Der Begriff der Gewalt spielt im Strafrecht eine zentrale Rolle:
So begeht etwa derjenige, der einen anderen ohne dessen Einwilligung mit Gewalt entführt oder sich einer sonst bemächtigt, um einen Dritten zu einer Handlung, Duldung oder Unterlassung zu nötigen, eine erpresserische Entführung iSd § 102 StGB und ist wer einen anderen mit Gewalt zu einer Handlung, Duldung oder Unterlassung nötigt nach § 105 StGB (Nötigung) zu bestrafen.
Wer eine Person mit Gewalt zur Eheschließung oder zur Begründung einer eingetragenen Partnerschaft nötigt, verwirklicht das Delikt der Zwangsheirat (§ 106a StGB); übt er gegen eine andere Person eine längere Zeit hindurch Gewalt aus ist der Tatbestand des § 107b StGB (fortgesetzte Gewaltausübung) verwirklicht.
Auch die Delikte Hausfriedensbruch (§ 109 StGB), räuberischer Diebstahl (§ 131 StGB), Raub (§ 142 StGB), Erpressung (§ 144 StGB), Vergewaltigung (§ 201 StGB), Geschlechtliche Nötigung (§ 202 StGB) und ebenfalls exotische Delikte wie Luftpiraterie (§ 185 StGB), Störung der Religionsausübung (§ 189 StGB), Gewaltanwendung eines Wilderers (§ 140 StGB) und Hochverrat (§ 242 StGB) erfordern das objektive Tatbestandsmerkmal der Gewalt.
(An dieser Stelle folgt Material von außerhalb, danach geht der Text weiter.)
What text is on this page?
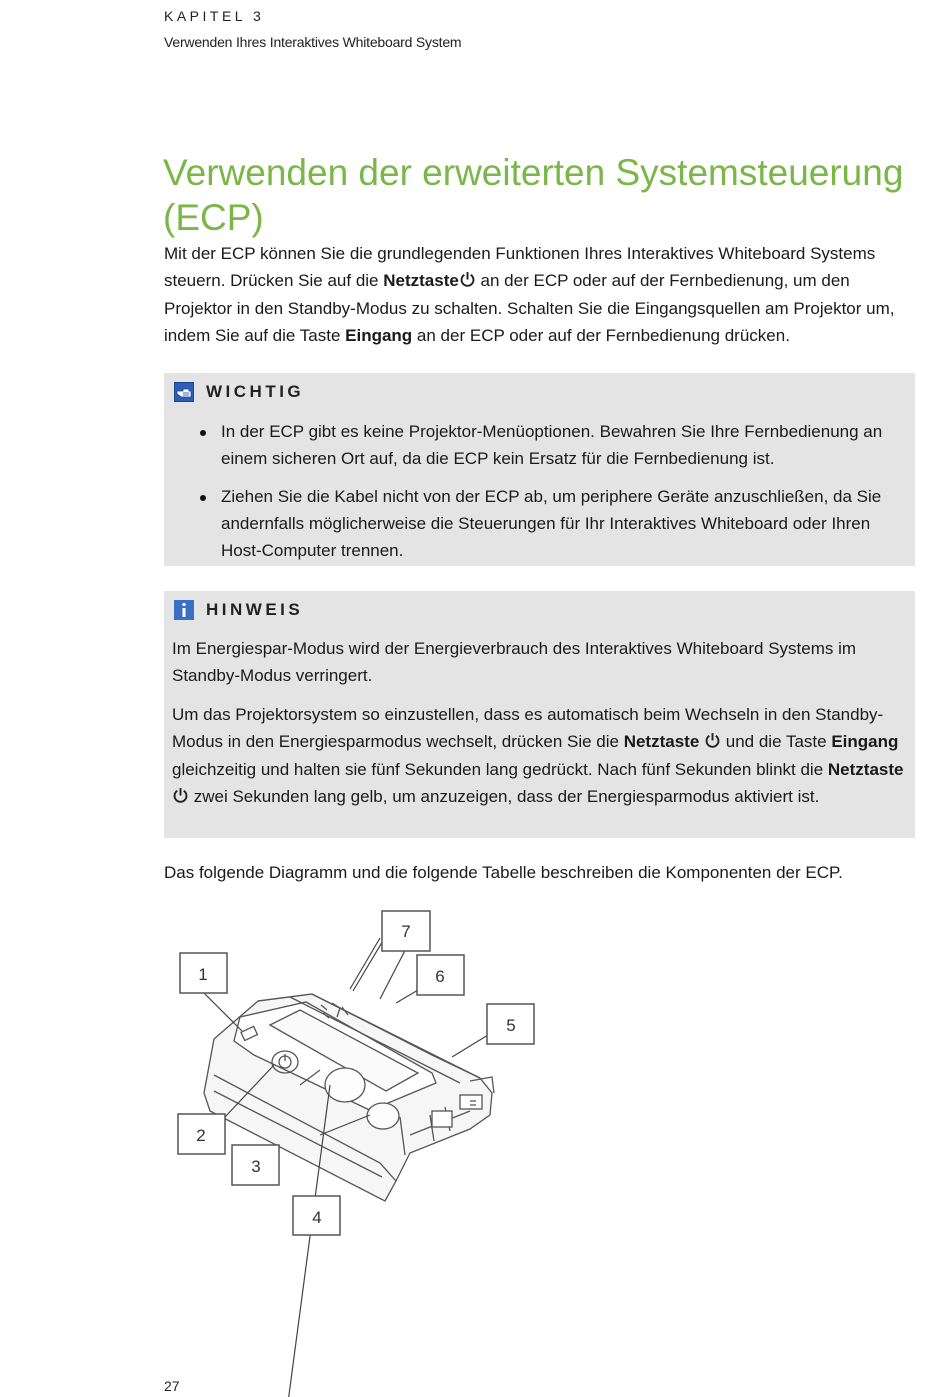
KAPITEL 3
Verwenden Ihres Interaktives Whiteboard System
Verwenden der erweiterten Systemsteuerung (ECP)

Mit der ECP können Sie die grundlegenden Funktionen Ihres Interaktives Whiteboard Systems steuern. Drücken Sie auf die Netztaste an der ECP oder auf der Fernbedienung, um den Projektor in den Standby-Modus zu schalten. Schalten Sie die Eingangsquellen am Projektor um, indem Sie auf die Taste Eingang an der ECP oder auf der Fernbedienung drücken.

WICHTIG
In der ECP gibt es keine Projektor-Menüoptionen. Bewahren Sie Ihre Fernbedienung an einem sicheren Ort auf, da die ECP kein Ersatz für die Fernbedienung ist.
Ziehen Sie die Kabel nicht von der ECP ab, um periphere Geräte anzuschließen, da Sie andernfalls möglicherweise die Steuerungen für Ihr Interaktives Whiteboard oder Ihren Host-Computer trennen.
HINWEIS

Im Energiespar-Modus wird der Energieverbrauch des Interaktives Whiteboard Systems im Standby-Modus verringert.

Um das Projektorsystem so einzustellen, dass es automatisch beim Wechseln in den Standby-Modus in den Energiesparmodus wechselt, drücken Sie die Netztaste  und die Taste Eingang gleichzeitig und halten sie fünf Sekunden lang gedrückt. Nach fünf Sekunden blinkt die Netztaste zwei Sekunden lang gelb, um anzuzeigen, dass der Energiesparmodus aktiviert ist.

Das folgende Diagramm und die folgende Tabelle beschreiben die Komponenten der ECP.

1
2
3
4
5
6
7
27
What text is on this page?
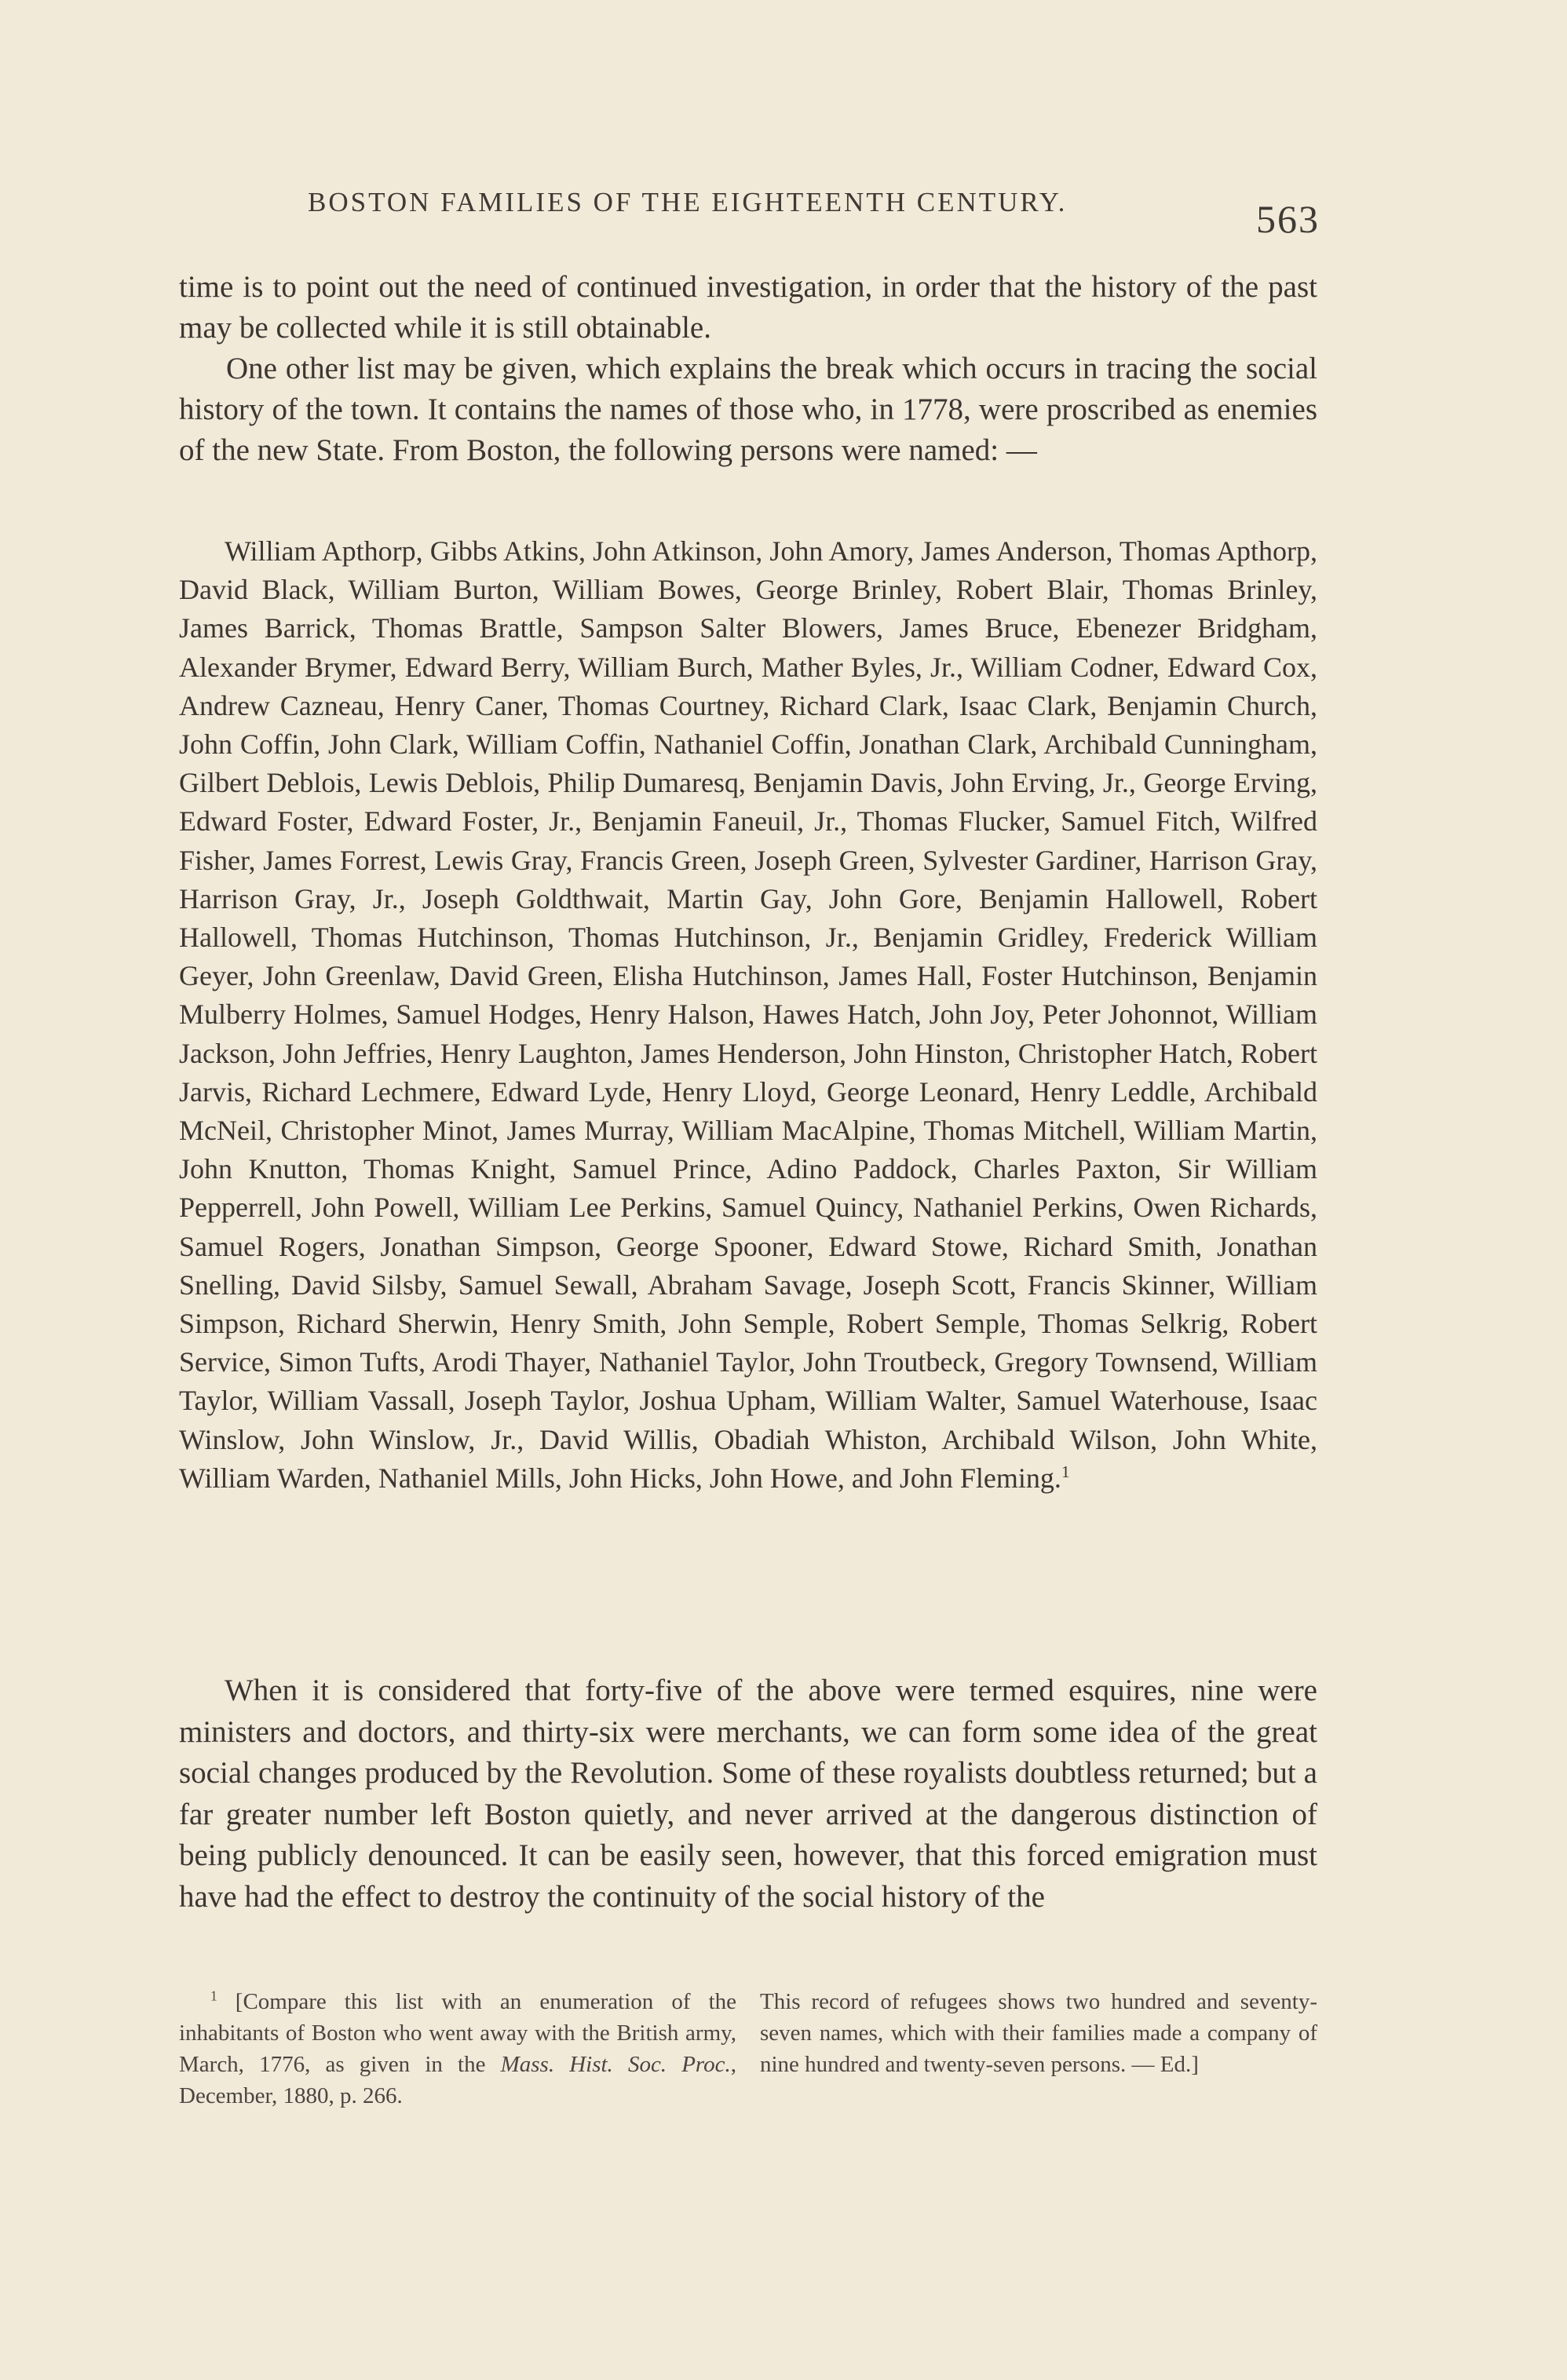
BOSTON FAMILIES OF THE EIGHTEENTH CENTURY.	563

time is to point out the need of continued investigation, in order that the history of the past may be collected while it is still obtainable.

One other list may be given, which explains the break which occurs in tracing the social history of the town. It contains the names of those who, in 1778, were proscribed as enemies of the new State. From Boston, the following persons were named: —

William Apthorp, Gibbs Atkins, John Atkinson, John Amory, James Anderson, Thomas Apthorp, David Black, William Burton, William Bowes, George Brinley, Robert Blair, Thomas Brinley, James Barrick, Thomas Brattle, Sampson Salter Blowers, James Bruce, Ebenezer Bridgham, Alexander Brymer, Edward Berry, William Burch, Mather Byles, Jr., William Codner, Edward Cox, Andrew Cazneau, Henry Caner, Thomas Courtney, Richard Clark, Isaac Clark, Benjamin Church, John Coffin, John Clark, William Coffin, Nathaniel Coffin, Jonathan Clark, Archibald Cunningham, Gilbert Deblois, Lewis Deblois, Philip Dumaresq, Benjamin Davis, John Erving, Jr., George Erving, Edward Foster, Edward Foster, Jr., Benjamin Faneuil, Jr., Thomas Flucker, Samuel Fitch, Wilfred Fisher, James Forrest, Lewis Gray, Francis Green, Joseph Green, Sylvester Gardiner, Harrison Gray, Harrison Gray, Jr., Joseph Goldthwait, Martin Gay, John Gore, Benjamin Hallowell, Robert Hallowell, Thomas Hutchinson, Thomas Hutchinson, Jr., Benjamin Gridley, Frederick William Geyer, John Greenlaw, David Green, Elisha Hutchinson, James Hall, Foster Hutchinson, Benjamin Mulberry Holmes, Samuel Hodges, Henry Halson, Hawes Hatch, John Joy, Peter Johonnot, William Jackson, John Jeffries, Henry Laughton, James Henderson, John Hinston, Christopher Hatch, Robert Jarvis, Richard Lechmere, Edward Lyde, Henry Lloyd, George Leonard, Henry Leddle, Archibald McNeil, Christopher Minot, James Murray, William MacAlpine, Thomas Mitchell, William Martin, John Knutton, Thomas Knight, Samuel Prince, Adino Paddock, Charles Paxton, Sir William Pepperrell, John Powell, William Lee Perkins, Samuel Quincy, Nathaniel Perkins, Owen Richards, Samuel Rogers, Jonathan Simpson, George Spooner, Edward Stowe, Richard Smith, Jonathan Snelling, David Silsby, Samuel Sewall, Abraham Savage, Joseph Scott, Francis Skinner, William Simpson, Richard Sherwin, Henry Smith, John Semple, Robert Semple, Thomas Selkrig, Robert Service, Simon Tufts, Arodi Thayer, Nathaniel Taylor, John Troutbeck, Gregory Townsend, William Taylor, William Vassall, Joseph Taylor, Joshua Upham, William Walter, Samuel Waterhouse, Isaac Winslow, John Winslow, Jr., David Willis, Obadiah Whiston, Archibald Wilson, John White, William Warden, Nathaniel Mills, John Hicks, John Howe, and John Fleming.$^1$

When it is considered that forty-five of the above were termed esquires, nine were ministers and doctors, and thirty-six were merchants, we can form some idea of the great social changes produced by the Revolution. Some of these royalists doubtless returned; but a far greater number left Boston quietly, and never arrived at the dangerous distinction of being publicly denounced. It can be easily seen, however, that this forced emigration must have had the effect to destroy the continuity of the social history of the

$^1$ [Compare this list with an enumeration of the inhabitants of Boston who went away with the British army, March, 1776, as given in the Mass. Hist. Soc. Proc., December, 1880, p. 266.

This record of refugees shows two hundred and seventy-seven names, which with their families made a company of nine hundred and twenty-seven persons. — Ed.]
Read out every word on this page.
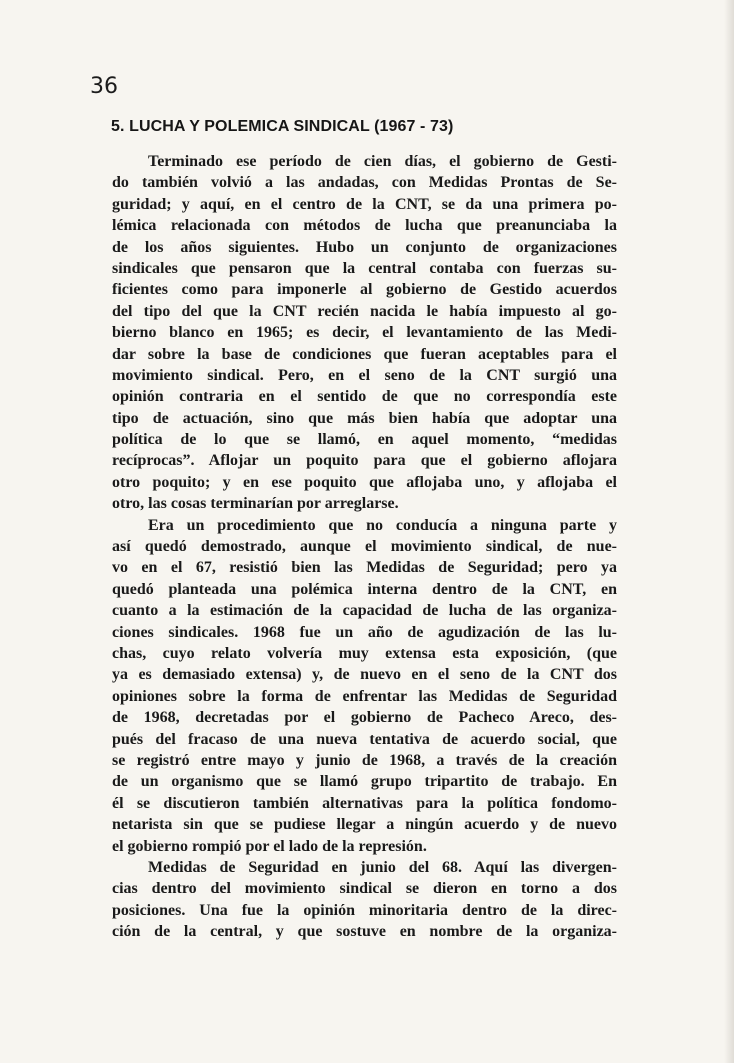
36

5. LUCHA Y POLEMICA SINDICAL (1967 - 73)
Terminado ese período de cien días, el gobierno de Gesti-
do también volvió a las andadas, con Medidas Prontas de Se-
guridad; y aquí, en el centro de la CNT, se da una primera po-
lémica relacionada con métodos de lucha que preanunciaba la
de los años siguientes. Hubo un conjunto de organizaciones
sindicales que pensaron que la central contaba con fuerzas su-
ficientes como para imponerle al gobierno de Gestido acuerdos
del tipo del que la CNT recién nacida le había impuesto al go-
bierno blanco en 1965; es decir, el levantamiento de las Medi-
dar sobre la base de condiciones que fueran aceptables para el
movimiento sindical. Pero, en el seno de la CNT surgió una
opinión contraria en el sentido de que no correspondía este
tipo de actuación, sino que más bien había que adoptar una
política de lo que se llamó, en aquel momento, “medidas
recíprocas”. Aflojar un poquito para que el gobierno aflojara
otro poquito; y en ese poquito que aflojaba uno, y aflojaba el
otro, las cosas terminarían por arreglarse.
Era un procedimiento que no conducía a ninguna parte y
así quedó demostrado, aunque el movimiento sindical, de nue-
vo en el 67, resistió bien las Medidas de Seguridad; pero ya
quedó planteada una polémica interna dentro de la CNT, en
cuanto a la estimación de la capacidad de lucha de las organiza-
ciones sindicales. 1968 fue un año de agudización de las lu-
chas, cuyo relato volvería muy extensa esta exposición, (que
ya es demasiado extensa) y, de nuevo en el seno de la CNT dos
opiniones sobre la forma de enfrentar las Medidas de Seguridad
de 1968, decretadas por el gobierno de Pacheco Areco, des-
pués del fracaso de una nueva tentativa de acuerdo social, que
se registró entre mayo y junio de 1968, a través de la creación
de un organismo que se llamó grupo tripartito de trabajo. En
él se discutieron también alternativas para la política fondomo-
netarista sin que se pudiese llegar a ningún acuerdo y de nuevo
el gobierno rompió por el lado de la represión.
Medidas de Seguridad en junio del 68. Aquí las divergen-
cias dentro del movimiento sindical se dieron en torno a dos
posiciones. Una fue la opinión minoritaria dentro de la direc-
ción de la central, y que sostuve en nombre de la organiza-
„Gewalt“ ist eine erhebliche Einwirkung auf den Körper eines anderen, dh der Täter muss selbst oder mithilfe eines Werkzeugs tatsächlich am Opfer „Hand anlegen“. Die herrschende Ansicht versteht unter Gewalt den „Einsatz nicht ganz unerheblicher physischer Kraft“, die auch durch ein Werkzeug oder andere technische Hilfsmittel entfaltet werden kann (vgl ua RS0095260).
Die Einwirkung auf den Körper muss aber so erheblich sein, dass sie dem Opfer Schmerzen bereitet, es zu Boden wirft oder ihm sonst Widerstand unmöglich macht (vgl ua Schwaighofer WK2, § 105 Rz 35f).
Einfacher ist es hier das Pferd von hinten aufzuzäumen:
So ist etwa derjenige, der bei einem Diebstahl auf frischer Tat betreten, Gewalt gegen eine Person anwendet, um sich oder einem Dritten die weggenommene Sache zu erhalten, ein räuberischer Dieb (§ 131 StGB).
Wer sich jedoch von einer anderen Person, die ihn nur mit geringer Intensität festhält, losreißt (14 Os 118/94), wer einen anderen mit der flachen Hand gegen die Brust stößt, sodass dieser „etwas zurücktaumelt und vorübergehend aus dem Gleichgewicht gerät“ (14 Os 81/95), wer einen anderen mit dem Arm zur Seite schiebt, dass er einige Schritte zurücktreten muss, um nicht zu stürzen (11 Os 52/94) oder wer jemanden stößt, dass er „fast“ hinfällt (13 Os 129/00), wendet keine Gewalt iSd § 131 StGB an und begeht folgerichtig daher auch keinen räuberischen Diebstahl.
Auch das, wenn auch nicht unerhebliche, Anrempeln des Opfers oder das bloß leichte Weg- oder Beiseite-Stoßen ist keine Gewalt. Keine Gewaltanwendung iSd § 131 StGB liegt auch vor, wenn das Opfer nur ganz leicht mit dem Körper gestreift wird oder sich der Täter nur durch seine Körperkraft losreißt (12 Os 93/85). Kommt es dabei allerdings zu einer Rangelei, weil das Opfer den Täter festhält und der Täter daher weitere Körperkraft einsetzen muss, liegt hingegen wiederum Gewalt iSd § 131 StGB vor.
Meines Erachtens wird der Begriff der Gewalt insbesondere von der anklagenden Staatsanwaltschaft oft extensiv und überschießend ausgelegt. Sofern die Beweisergebnisse lediglich ein „Schubsen“ oder ein – wenn auch nicht unerhebliches – Stoßen hervorbringen, liegt gerade keine „Gewalt“ im Sinne des Gesetzgebers vor und wird das in Frage kommende Delikt vom vermeintlichen Täter nicht verwirklicht.
„Gewalt“ ist eben nicht immer Gewalt.